= Conrad Varrentrapp =

German historian (1844–1911)

Conrad Varrentrapp (17 August 1844, in Braunschweig 28 April 1911, in Marburg) was a German historian.

He studied at the University of Göttingen as a pupil of Georg Waitz and at the University of Berlin as a student of Leopold von Ranke. In 1865 he received his doctorate at the University of Bonn under the direction of Heinrich von Sybel. In 1868 he obtained his habilitation at Bonn, where in 1873 he became an associate professor. From 1867 to 1874 he was an editor of Sybel's Historische Zeitschrift.

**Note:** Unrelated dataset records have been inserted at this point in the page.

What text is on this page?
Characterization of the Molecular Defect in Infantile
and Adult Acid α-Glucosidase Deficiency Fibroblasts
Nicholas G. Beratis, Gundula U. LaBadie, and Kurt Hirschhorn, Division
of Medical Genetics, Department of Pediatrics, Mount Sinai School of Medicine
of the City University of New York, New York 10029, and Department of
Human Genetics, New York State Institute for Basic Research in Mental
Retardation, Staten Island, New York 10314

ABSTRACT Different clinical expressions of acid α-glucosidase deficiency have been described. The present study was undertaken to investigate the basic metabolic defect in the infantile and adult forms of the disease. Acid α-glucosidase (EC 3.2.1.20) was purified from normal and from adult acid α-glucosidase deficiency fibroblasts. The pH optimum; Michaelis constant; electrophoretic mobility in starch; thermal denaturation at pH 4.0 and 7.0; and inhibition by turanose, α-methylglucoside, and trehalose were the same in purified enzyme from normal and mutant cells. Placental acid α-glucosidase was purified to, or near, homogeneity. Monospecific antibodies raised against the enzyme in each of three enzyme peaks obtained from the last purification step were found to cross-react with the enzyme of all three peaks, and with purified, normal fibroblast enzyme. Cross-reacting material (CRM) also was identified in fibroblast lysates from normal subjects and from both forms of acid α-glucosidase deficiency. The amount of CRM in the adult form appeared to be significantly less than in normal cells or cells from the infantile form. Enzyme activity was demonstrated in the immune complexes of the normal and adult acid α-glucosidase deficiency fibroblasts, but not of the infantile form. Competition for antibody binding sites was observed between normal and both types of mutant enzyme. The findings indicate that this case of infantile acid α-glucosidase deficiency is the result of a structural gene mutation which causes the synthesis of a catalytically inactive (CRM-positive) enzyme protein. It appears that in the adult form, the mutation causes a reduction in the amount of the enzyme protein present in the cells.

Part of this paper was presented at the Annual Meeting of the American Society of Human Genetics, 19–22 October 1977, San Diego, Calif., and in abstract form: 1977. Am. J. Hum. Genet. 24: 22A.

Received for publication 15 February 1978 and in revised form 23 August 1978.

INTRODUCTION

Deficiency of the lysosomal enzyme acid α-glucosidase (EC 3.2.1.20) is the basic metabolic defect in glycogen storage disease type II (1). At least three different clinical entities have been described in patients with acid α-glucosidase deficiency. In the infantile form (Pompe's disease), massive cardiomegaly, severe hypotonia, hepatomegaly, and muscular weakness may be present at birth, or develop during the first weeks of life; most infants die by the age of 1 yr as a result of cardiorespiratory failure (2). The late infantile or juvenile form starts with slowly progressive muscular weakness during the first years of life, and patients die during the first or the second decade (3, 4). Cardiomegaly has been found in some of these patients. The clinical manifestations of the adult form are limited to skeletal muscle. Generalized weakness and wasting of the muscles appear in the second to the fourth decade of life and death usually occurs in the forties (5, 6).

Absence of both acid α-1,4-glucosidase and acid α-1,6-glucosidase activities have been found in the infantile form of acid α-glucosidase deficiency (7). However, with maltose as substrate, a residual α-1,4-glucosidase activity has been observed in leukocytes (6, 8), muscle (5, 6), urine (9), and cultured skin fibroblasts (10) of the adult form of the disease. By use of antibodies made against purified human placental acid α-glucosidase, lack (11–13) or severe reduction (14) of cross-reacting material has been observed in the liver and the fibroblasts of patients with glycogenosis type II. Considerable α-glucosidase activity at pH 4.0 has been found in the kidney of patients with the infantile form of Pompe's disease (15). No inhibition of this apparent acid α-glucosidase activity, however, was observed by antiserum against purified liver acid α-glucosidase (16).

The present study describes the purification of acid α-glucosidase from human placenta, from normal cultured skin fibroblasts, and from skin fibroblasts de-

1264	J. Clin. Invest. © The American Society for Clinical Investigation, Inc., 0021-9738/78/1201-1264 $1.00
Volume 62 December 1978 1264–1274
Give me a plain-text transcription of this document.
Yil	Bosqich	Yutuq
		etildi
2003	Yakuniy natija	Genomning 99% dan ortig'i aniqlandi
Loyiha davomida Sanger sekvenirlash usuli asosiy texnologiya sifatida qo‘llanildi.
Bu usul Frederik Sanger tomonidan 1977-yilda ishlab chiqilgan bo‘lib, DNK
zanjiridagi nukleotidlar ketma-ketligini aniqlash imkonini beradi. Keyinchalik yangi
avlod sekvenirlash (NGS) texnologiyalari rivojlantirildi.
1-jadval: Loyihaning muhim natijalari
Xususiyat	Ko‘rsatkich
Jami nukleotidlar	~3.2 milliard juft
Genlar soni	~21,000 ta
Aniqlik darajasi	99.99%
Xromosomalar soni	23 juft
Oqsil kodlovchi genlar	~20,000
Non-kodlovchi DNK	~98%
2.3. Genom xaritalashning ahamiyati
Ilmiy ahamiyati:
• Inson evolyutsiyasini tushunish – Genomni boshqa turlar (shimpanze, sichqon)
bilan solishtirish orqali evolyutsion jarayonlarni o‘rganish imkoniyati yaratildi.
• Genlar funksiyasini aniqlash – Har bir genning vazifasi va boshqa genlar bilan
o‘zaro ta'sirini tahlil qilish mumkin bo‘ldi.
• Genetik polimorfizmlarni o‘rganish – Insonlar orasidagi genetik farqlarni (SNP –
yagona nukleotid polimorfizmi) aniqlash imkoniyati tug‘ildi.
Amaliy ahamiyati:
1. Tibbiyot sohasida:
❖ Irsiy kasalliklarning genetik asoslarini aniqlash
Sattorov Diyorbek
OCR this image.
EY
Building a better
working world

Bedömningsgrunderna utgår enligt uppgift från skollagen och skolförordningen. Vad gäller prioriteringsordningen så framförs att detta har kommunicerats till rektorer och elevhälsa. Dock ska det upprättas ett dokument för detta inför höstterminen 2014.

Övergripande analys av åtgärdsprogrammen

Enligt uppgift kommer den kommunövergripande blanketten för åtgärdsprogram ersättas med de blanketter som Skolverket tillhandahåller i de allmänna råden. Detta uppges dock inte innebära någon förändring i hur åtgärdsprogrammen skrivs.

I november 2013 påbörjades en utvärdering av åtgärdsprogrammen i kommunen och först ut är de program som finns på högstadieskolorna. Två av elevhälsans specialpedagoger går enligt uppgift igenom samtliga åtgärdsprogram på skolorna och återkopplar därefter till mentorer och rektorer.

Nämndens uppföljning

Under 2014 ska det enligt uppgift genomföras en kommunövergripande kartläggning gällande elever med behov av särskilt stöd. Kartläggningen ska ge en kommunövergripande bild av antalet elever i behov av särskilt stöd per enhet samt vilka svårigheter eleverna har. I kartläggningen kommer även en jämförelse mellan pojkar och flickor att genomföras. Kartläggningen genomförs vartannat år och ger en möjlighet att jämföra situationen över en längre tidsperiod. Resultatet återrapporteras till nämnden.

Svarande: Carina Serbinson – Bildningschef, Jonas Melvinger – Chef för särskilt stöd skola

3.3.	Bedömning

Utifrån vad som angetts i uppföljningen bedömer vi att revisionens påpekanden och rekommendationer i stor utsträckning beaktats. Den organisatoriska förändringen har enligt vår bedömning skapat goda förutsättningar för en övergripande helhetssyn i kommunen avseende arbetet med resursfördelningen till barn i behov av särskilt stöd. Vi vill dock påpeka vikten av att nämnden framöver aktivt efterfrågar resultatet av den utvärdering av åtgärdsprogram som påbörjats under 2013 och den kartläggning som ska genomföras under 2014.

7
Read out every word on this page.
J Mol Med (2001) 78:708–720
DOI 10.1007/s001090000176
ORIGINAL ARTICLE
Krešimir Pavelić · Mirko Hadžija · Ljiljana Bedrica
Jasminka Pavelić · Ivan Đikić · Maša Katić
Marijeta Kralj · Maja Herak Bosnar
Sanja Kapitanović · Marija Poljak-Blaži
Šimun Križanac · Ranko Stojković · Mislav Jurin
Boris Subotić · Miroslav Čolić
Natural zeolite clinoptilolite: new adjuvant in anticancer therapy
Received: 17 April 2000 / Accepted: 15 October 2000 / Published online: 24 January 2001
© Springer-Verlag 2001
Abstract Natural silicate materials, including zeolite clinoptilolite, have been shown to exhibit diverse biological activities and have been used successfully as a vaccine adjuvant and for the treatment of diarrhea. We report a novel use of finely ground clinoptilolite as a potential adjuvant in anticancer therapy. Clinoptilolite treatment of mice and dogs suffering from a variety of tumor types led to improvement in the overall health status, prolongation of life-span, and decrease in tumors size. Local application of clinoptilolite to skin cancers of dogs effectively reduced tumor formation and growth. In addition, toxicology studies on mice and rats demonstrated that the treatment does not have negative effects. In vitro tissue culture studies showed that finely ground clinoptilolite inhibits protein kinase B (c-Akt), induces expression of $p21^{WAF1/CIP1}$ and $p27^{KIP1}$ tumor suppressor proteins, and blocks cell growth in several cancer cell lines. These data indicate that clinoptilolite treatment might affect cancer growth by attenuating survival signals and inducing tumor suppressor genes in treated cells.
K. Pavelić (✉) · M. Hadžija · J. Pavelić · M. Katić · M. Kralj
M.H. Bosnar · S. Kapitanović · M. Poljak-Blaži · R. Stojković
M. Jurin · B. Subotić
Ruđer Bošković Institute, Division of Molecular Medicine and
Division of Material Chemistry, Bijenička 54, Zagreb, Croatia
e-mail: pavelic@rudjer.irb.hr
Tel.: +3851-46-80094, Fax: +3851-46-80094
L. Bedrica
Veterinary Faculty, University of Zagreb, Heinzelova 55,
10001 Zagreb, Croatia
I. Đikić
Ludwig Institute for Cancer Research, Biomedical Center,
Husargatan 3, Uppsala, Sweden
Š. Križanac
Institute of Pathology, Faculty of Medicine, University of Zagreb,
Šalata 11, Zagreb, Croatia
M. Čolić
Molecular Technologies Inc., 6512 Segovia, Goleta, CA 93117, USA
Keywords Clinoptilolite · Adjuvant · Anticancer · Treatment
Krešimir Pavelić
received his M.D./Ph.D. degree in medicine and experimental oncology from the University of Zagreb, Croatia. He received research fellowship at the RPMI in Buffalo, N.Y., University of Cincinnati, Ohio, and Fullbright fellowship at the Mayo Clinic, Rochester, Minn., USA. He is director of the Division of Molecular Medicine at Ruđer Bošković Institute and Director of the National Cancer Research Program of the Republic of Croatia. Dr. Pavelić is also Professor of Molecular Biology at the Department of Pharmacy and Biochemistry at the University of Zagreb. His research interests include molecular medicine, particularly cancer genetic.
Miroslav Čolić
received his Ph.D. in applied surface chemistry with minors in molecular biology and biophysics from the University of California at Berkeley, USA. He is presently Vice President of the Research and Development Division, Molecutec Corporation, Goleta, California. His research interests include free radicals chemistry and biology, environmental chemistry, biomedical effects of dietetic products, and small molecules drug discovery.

In 1874 he was named a professor of medieval and modern history at the University of Marburg. In 1890 he relocated as a professor to the University of Strasbourg, then in 1901 returned to Marburg, where he served as director of historical seminars.

== Selected works ==
- Erzbischof Christian I. von Mainz, 1867 - Archbishop Christian I of Mainz.
- Beiträge zur Geschichte der Kurkölnischen Universität Bonn, 1868; Contributions to the history of the University of Bonn.
- Hermann von Wied und sein Reformationsversuch in Köln. Ein Beitrag zur deutschen Reformationsgeschichte, 1878 - Hermann von Wied and his reformation attempt in Cologne. A contribution to the German Reformation.
- Johannes Schulze und das höhere preussische Unterrichtswesen in seiner Zeit, 1889 - Johannes Schulze and higher Prussian education of his era.
- Landgraf Philipp von Hessen und die Universität Marburg, 1904; Landgrave Philip of Hesse and the University of Marburg.